Quant à Lucien Degauchy, il avait reconnu dès fin octobre dans Le Monde un compte non déclaré depuis 1981 en Suisse, mais considérait que ces 100.000 euros provisionnés, issus de son père maraîcher, étaient réservés à ses enfants. En 2013, "j'ai régularisé la situation, payé les droits et les pénalités - près de 30 % - et j'ai fermé ce compte. Aujourd'hui, on me reproche de ne pas l'avoir déclaré plus tôt", expliquait-il.

Que risquent-ils ?

S'ils ont rapatrié leur argent en France en payant des pénalités, les trois élus ne sont pas pour autant en règle avec la loi française. Depuis 1988, les parlementaires ont en effet obligation de déclarer leur patrimoine. Jusqu'en 20111, les oublis n'étaient passibles d'aucune sanction mais ce n'est plus le cas aujourd'hui. Désormais, cette infraction pénale est passible de trois ans de prison, de 45.000 euros d'amende et 10 ans d'inéligibilité.

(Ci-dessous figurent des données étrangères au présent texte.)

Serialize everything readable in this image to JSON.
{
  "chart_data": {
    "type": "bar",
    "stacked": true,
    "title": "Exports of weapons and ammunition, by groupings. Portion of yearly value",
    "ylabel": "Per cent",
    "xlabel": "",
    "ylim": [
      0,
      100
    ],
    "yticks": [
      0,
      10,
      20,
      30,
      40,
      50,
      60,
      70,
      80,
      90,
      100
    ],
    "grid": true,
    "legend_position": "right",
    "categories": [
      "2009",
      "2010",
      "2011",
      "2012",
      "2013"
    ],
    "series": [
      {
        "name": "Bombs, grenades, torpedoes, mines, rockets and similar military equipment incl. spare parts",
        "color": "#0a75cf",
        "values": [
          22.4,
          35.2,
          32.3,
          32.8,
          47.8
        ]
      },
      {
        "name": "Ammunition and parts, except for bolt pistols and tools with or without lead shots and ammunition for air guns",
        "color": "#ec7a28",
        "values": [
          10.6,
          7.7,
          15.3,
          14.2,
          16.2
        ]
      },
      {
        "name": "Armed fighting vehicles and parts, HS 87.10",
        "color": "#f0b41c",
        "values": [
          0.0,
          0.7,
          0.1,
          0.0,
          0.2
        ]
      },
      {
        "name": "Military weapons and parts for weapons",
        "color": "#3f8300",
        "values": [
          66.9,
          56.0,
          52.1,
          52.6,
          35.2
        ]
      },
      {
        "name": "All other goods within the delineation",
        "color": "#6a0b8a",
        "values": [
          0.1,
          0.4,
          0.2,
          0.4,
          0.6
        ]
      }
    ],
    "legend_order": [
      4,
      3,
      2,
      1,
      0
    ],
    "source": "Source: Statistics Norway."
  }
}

• Des appels à la démission

La décision de la haute autorité "ne peut rester sans conséquences" pour Bruno Le Roux. Selon le patron des députés socialistes, face à de tels manquements, il n'y a qu'une attitude possible : la mise à l'écart du groupe auxquels ils appartiennent et la démission de tous les mandats électifs".

 Il n'est pas le seul à réclamer une sanction à l'encontre des députés concernés. Après avoir rappelé ironiquement que "le PS demande leur démission alors qu'ils n'ont pas réussi à le faire pour Thomas Thévénoud", la député FN Marion Maréchal-Le Pen a elle aussi estimé que "s'il y a eu dissimulation, il est honnête que ces parlementaires quittent leur parti". Contacté vendredi matin par Europe 1, Gerald Darmanin, porte-parole de la campagne de Nicolas Sarkozy, a rappelé que "la présomption d'innocence est très importante dans notre pays. Là, on a des gens qui ont des explications à avoir avec la justice, mais on ne va pas comparer les coupables avec ceux qui sont suspectés d'être coupables."

Et demain ?

Ces trois élus ne sont pas les seuls que la loi sur la transparence a épinglés. Un autre député UMP a ainsi des échanges nourris avec le fisc à la suite de sa déclaration : le président de la commission des Finances Gilles Carrez, qui risque un redressement fiscal en raison du non-paiement de l'impôt de solidarité sur la fortune. Selon Le Canard enchaîné, une soixantaine des 925 députés et sénateurs seraient en délicatesse avec le fisc, "du petit différend au gros redressement", et seraient soumis à une procédure de recoupement entre leurs déclarations et les impôts qu'ils règlent.